К тому же это звучит как вызов, и только сам дьявол знает, чего мне стоит не ответить на искушение. Но мы оба понимаем, что сейчас всё вокруг нас слишком хрупкое, чтобы нырять с головой в омут чувств и желаний, иначе предупреждения бы отсутствовали.

Вместо этого машинально поворачиваю голову в сторону окна, чтобы понять, как Алек, даже не взглянув, заметил там посторонних, но меня нагло возвращают обратно – к губам, которые опасно дразнят меня отсутствием расстояния. Они медленным, ленивым движением скользят по моим.

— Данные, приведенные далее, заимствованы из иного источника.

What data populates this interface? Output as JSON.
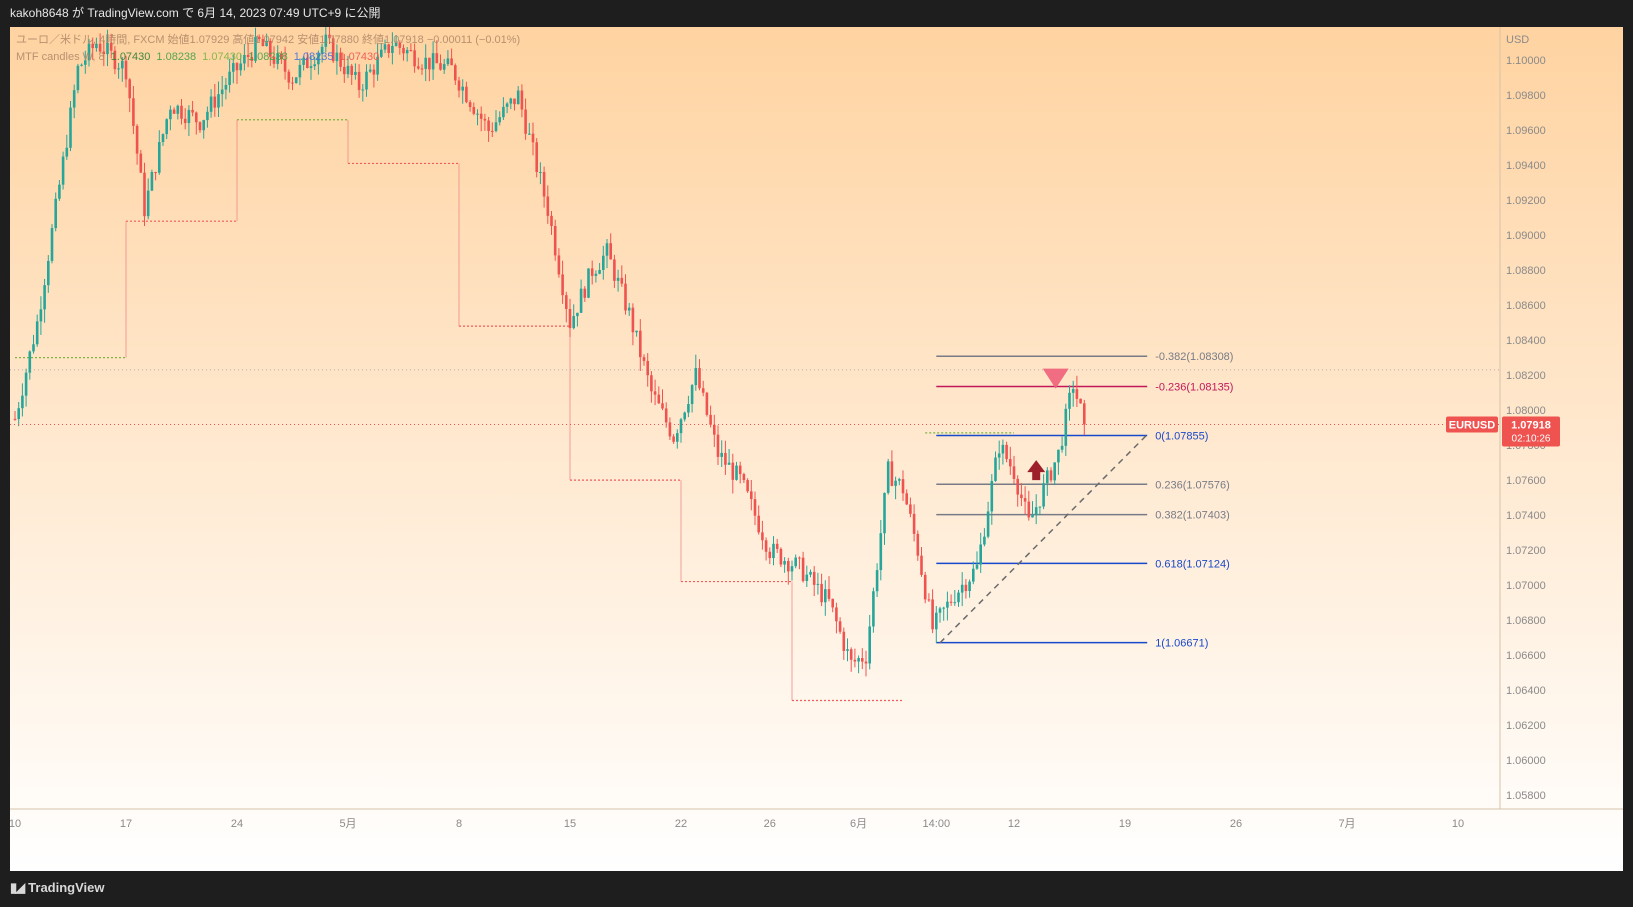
{
  "header": {
    "publish_text": "kakoh8648 が TradingView.com で 6月 14, 2023 07:49 UTC+9 に公開"
  },
  "footer": {
    "brand": "TradingView",
    "logo_icon": "tradingview-logo-icon"
  },
  "legend": {
    "line1": "ユーロ／米ドル, 4時間, FXCM 始値1.07929 高値1.07942 安値1.07880 終値1.07918 −0.00011 (−0.01%)",
    "line2_label": "MTF candles W, 8",
    "line2_values": [
      "1.07430",
      "1.08238",
      "1.07430",
      "1.08238",
      "1.08235",
      "1.07430"
    ]
  },
  "chart_data": {
    "type": "candlestick",
    "symbol": "EURUSD",
    "currency": "USD",
    "last_price": "1.07918",
    "countdown": "02:10:26",
    "ylim": [
      1.0572,
      1.1019
    ],
    "y_ticks": [
      "1.10000",
      "1.09800",
      "1.09600",
      "1.09400",
      "1.09200",
      "1.09000",
      "1.08800",
      "1.08600",
      "1.08400",
      "1.08200",
      "1.08000",
      "1.07800",
      "1.07600",
      "1.07400",
      "1.07200",
      "1.07000",
      "1.06800",
      "1.06600",
      "1.06400",
      "1.06200",
      "1.06000",
      "1.05800"
    ],
    "x_ticks": [
      {
        "label": "10",
        "bar": 0
      },
      {
        "label": "17",
        "bar": 30
      },
      {
        "label": "24",
        "bar": 60
      },
      {
        "label": "5月",
        "bar": 90
      },
      {
        "label": "8",
        "bar": 120
      },
      {
        "label": "15",
        "bar": 150
      },
      {
        "label": "22",
        "bar": 180
      },
      {
        "label": "26",
        "bar": 204
      },
      {
        "label": "6月",
        "bar": 228
      },
      {
        "label": "14:00",
        "bar": 249
      },
      {
        "label": "12",
        "bar": 270
      },
      {
        "label": "19",
        "bar": 300
      },
      {
        "label": "26",
        "bar": 330
      },
      {
        "label": "7月",
        "bar": 360
      },
      {
        "label": "10",
        "bar": 390
      }
    ],
    "anchors": [
      [
        0,
        1.0795
      ],
      [
        6,
        1.085
      ],
      [
        11,
        1.0915
      ],
      [
        17,
        1.0995
      ],
      [
        22,
        1.101
      ],
      [
        30,
        1.0995
      ],
      [
        35,
        1.0915
      ],
      [
        42,
        1.0975
      ],
      [
        50,
        1.0965
      ],
      [
        58,
        1.099
      ],
      [
        66,
        1.101
      ],
      [
        75,
        1.099
      ],
      [
        84,
        1.101
      ],
      [
        93,
        1.0985
      ],
      [
        102,
        1.101
      ],
      [
        110,
        1.1
      ],
      [
        118,
        1.0995
      ],
      [
        128,
        1.096
      ],
      [
        136,
        1.098
      ],
      [
        144,
        1.0915
      ],
      [
        150,
        1.085
      ],
      [
        156,
        1.088
      ],
      [
        160,
        1.089
      ],
      [
        166,
        1.0855
      ],
      [
        172,
        1.081
      ],
      [
        178,
        1.0785
      ],
      [
        184,
        1.082
      ],
      [
        190,
        1.0775
      ],
      [
        196,
        1.076
      ],
      [
        204,
        1.072
      ],
      [
        212,
        1.071
      ],
      [
        220,
        1.069
      ],
      [
        226,
        1.0655
      ],
      [
        230,
        1.066
      ],
      [
        236,
        1.0765
      ],
      [
        240,
        1.0755
      ],
      [
        244,
        1.072
      ],
      [
        248,
        1.0675
      ],
      [
        254,
        1.0695
      ],
      [
        260,
        1.071
      ],
      [
        266,
        1.078
      ],
      [
        270,
        1.0765
      ],
      [
        274,
        1.0735
      ],
      [
        278,
        1.0755
      ],
      [
        282,
        1.0775
      ],
      [
        286,
        1.0815
      ],
      [
        289,
        1.0792
      ]
    ],
    "mtf_weekly_green": [
      {
        "b0": 0,
        "b1": 30,
        "price": 1.083
      },
      {
        "b0": 60,
        "b1": 90,
        "price": 1.0966
      },
      {
        "b0": 246,
        "b1": 270,
        "price": 1.0787
      }
    ],
    "mtf_weekly_red": [
      {
        "b0": 30,
        "b1": 60,
        "price": 1.0908
      },
      {
        "b0": 90,
        "b1": 120,
        "price": 1.0941
      },
      {
        "b0": 120,
        "b1": 150,
        "price": 1.0848
      },
      {
        "b0": 150,
        "b1": 180,
        "price": 1.076
      },
      {
        "b0": 180,
        "b1": 210,
        "price": 1.0702
      },
      {
        "b0": 210,
        "b1": 240,
        "price": 1.0634
      }
    ],
    "fib_levels": [
      {
        "label": "-0.382(1.08308)",
        "price": 1.08308,
        "color": "#787b86"
      },
      {
        "label": "-0.236(1.08135)",
        "price": 1.08135,
        "color": "#c2185b"
      },
      {
        "label": "0(1.07855)",
        "price": 1.07855,
        "color": "#1848cc"
      },
      {
        "label": "0.236(1.07576)",
        "price": 1.07576,
        "color": "#787b86"
      },
      {
        "label": "0.382(1.07403)",
        "price": 1.07403,
        "color": "#787b86"
      },
      {
        "label": "0.618(1.07124)",
        "price": 1.07124,
        "color": "#1848cc"
      },
      {
        "label": "1(1.06671)",
        "price": 1.06671,
        "color": "#1848cc"
      }
    ],
    "fib_range_bars": [
      249,
      306
    ],
    "trendline": {
      "from": [
        250,
        1.0667
      ],
      "to": [
        306,
        1.0786
      ]
    },
    "markers": {
      "sell_arrow": {
        "bar": 281,
        "price": 1.0818
      },
      "buy_arrow": {
        "bar": 276,
        "price": 1.0768
      }
    }
  }
}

– С этой самой секунды я накладываю запрет на расстояние, принцесса, – говорит он, нарочито не отводя губ, задевая мои и искушая на самые греховные мысли.

О, да, в каждой из них, я как минимум уже раз сто сняла с него эту раздражающую белую футболку, что мешает мне добраться до его кожи.

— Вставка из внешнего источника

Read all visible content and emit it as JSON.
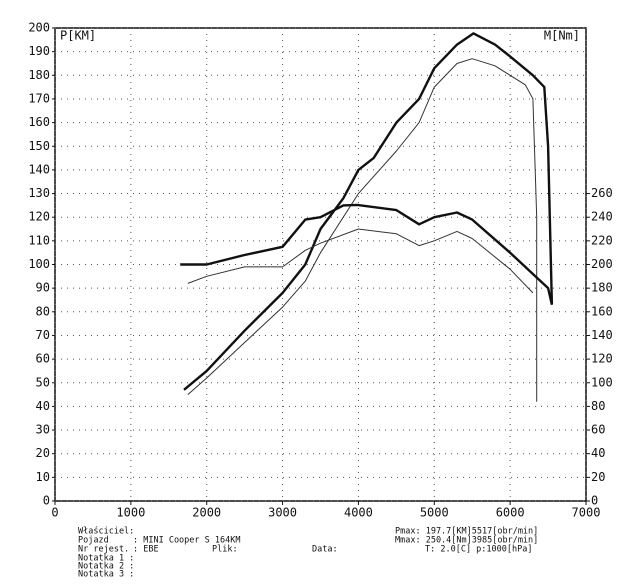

– Запреты, наручники, – протягиваю я нарочито задумчивым голосом, – не слишком ли много для той, кто и не собирается сбегать?

На миг я улыбаюсь, касаясь кончиком своего носа его, пока не понимаю, что сделала ошибку. В глазах Алека точно кто-то резко выключает свет, они становятся тёмными и серьёзными. Черты его лица делаются каменными, челюсть принимает напряжённый вид. Это длится всего несколько секунд: мы оба смотрим друг на друга, не произнося ни слова, но такое ощущение, что успеваем признаться друг другу во всех совершённых ошибках. Мимолетное отвлечение, с помощью которого мы хотели сделать вид, что ничего не изменилось, рассыпается как хрупкий засохший песок, оставляя после себя тяжесть в воздухе.

Алек глубоко вдыхает, а затем берёт моё лицо в руки. Создаётся ощущение, что ему требуются все силы, чтобы произнести:

– Я с ума сходил, принцесса, – его глаза настойчиво смотрят в мои, словно я должна усвоить какое-то правило, которое никогда нельзя нарушать. – Больше: я сошёл с ума, потеряв связь с временем, что сейчас не совсем понимаю, настоящая ты или мне просто мерещится то, во что я хочу верить.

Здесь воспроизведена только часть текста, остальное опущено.